At BW Healthcare World's first edition of the Festival of Healthtech, experts from the industry discussed the key levers, challenges and opportunity that lies ahead for Indian startups in a panel discussion.
“The biggest lever that played a part in standardising the structure in this industry was efficiency. It's all about people and also technology. Especially the fitness ecosystem could be made structured using systems and technology,” Rishabh Telang, Fitness Expert and Dream Chaser, Cure.Fit said while emphasising the human and technological integration in startups.
Despite an increase in startups from 452 in 2016 to 84,012 in 2022, the Indian startup ecosystem is still suffering a number of difficulties, according to the Economic Survey Report 2022-23. The difficulties include lack of money, difficulties with revenue production, and restricted access to helpful infrastructure. For startups, the regulatory atmosphere and tax frameworks have also presented challenges.
“The drive to make indigenous medical devices started after Covid. Today 80-85 per cent of medical devices come from outside. Around 10-15 per cent are made here in India. Medical devices in itself is very complex to understand. Gloves or syringes are both medical devices, on the other side MRI equipment is also a medical device. You cannot make one regulation for all to manage entire medical devices. Currently, medical devices are managed by the Cosmetic and Drug Act. There are long ways to go,” stated Sunil Khurana, MD, BPL Medical Technologies.

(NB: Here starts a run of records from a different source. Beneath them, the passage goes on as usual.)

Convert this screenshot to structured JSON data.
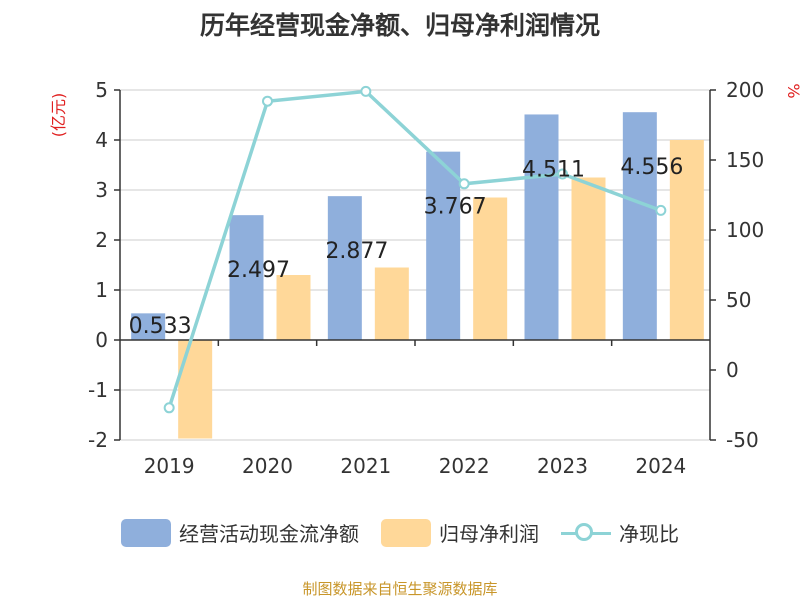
{
  "title": "历年经营现金净额、归母净利润情况",
  "source": "制图数据来自恒生聚源数据库",
  "colors": {
    "bar1": "#8fafdc",
    "bar2": "#ffd899",
    "line": "#8dd3d6",
    "axis_unit_left": "#e02020",
    "axis_unit_right": "#e02020"
  },
  "chart_data": {
    "type": "bar",
    "title": "历年经营现金净额、归母净利润情况",
    "categories": [
      "2019",
      "2020",
      "2021",
      "2022",
      "2023",
      "2024"
    ],
    "series": [
      {
        "name": "经营活动现金流净额",
        "type": "bar",
        "axis": "left",
        "values": [
          0.533,
          2.497,
          2.877,
          3.767,
          4.511,
          4.556
        ]
      },
      {
        "name": "归母净利润",
        "type": "bar",
        "axis": "left",
        "values": [
          -1.97,
          1.3,
          1.45,
          2.85,
          3.25,
          4.0
        ]
      },
      {
        "name": "净现比",
        "type": "line",
        "axis": "right",
        "values": [
          -27,
          192,
          199,
          133,
          140,
          114
        ]
      }
    ],
    "data_labels": [
      "0.533",
      "2.497",
      "2.877",
      "3.767",
      "4.511",
      "4.556"
    ],
    "ylabel_left": "(亿元)",
    "ylabel_right": "%",
    "ylim_left": [
      -2,
      5
    ],
    "ylim_right": [
      -50,
      200
    ],
    "yticks_left": [
      "-2",
      "-1",
      "0",
      "1",
      "2",
      "3",
      "4",
      "5"
    ],
    "yticks_right": [
      "-50",
      "0",
      "50",
      "100",
      "150",
      "200"
    ],
    "grid": true,
    "legend_position": "bottom"
  },
  "legend": {
    "item1": "经营活动现金流净额",
    "item2": "归母净利润",
    "item3": "净现比"
  }
}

According to PwC's Startup Deals Tracker for 2022, early-stage funding increased by 12 per cent from calendar year (CY) 2021 to 2022, demonstrating that investors remained upbeat about the Indian start-up ecosystem despite the global recession. Additionally, it stated that the SaaS segment accounted for roughly 25 per cent of all funding operations in CY21 and saw a 20 per cent increase in funding values during CY22 compared to CY21.
“Startup India was initiated to enable some structure that was necessary to support the startup ecosystem. It requires a system where all the stakeholders are involved in it and also create it as a centre to create a business,’’ said Binil Mathew, Manager, Startup India.
The session was moderated by Sabhyata Verma, AVP at Startup India.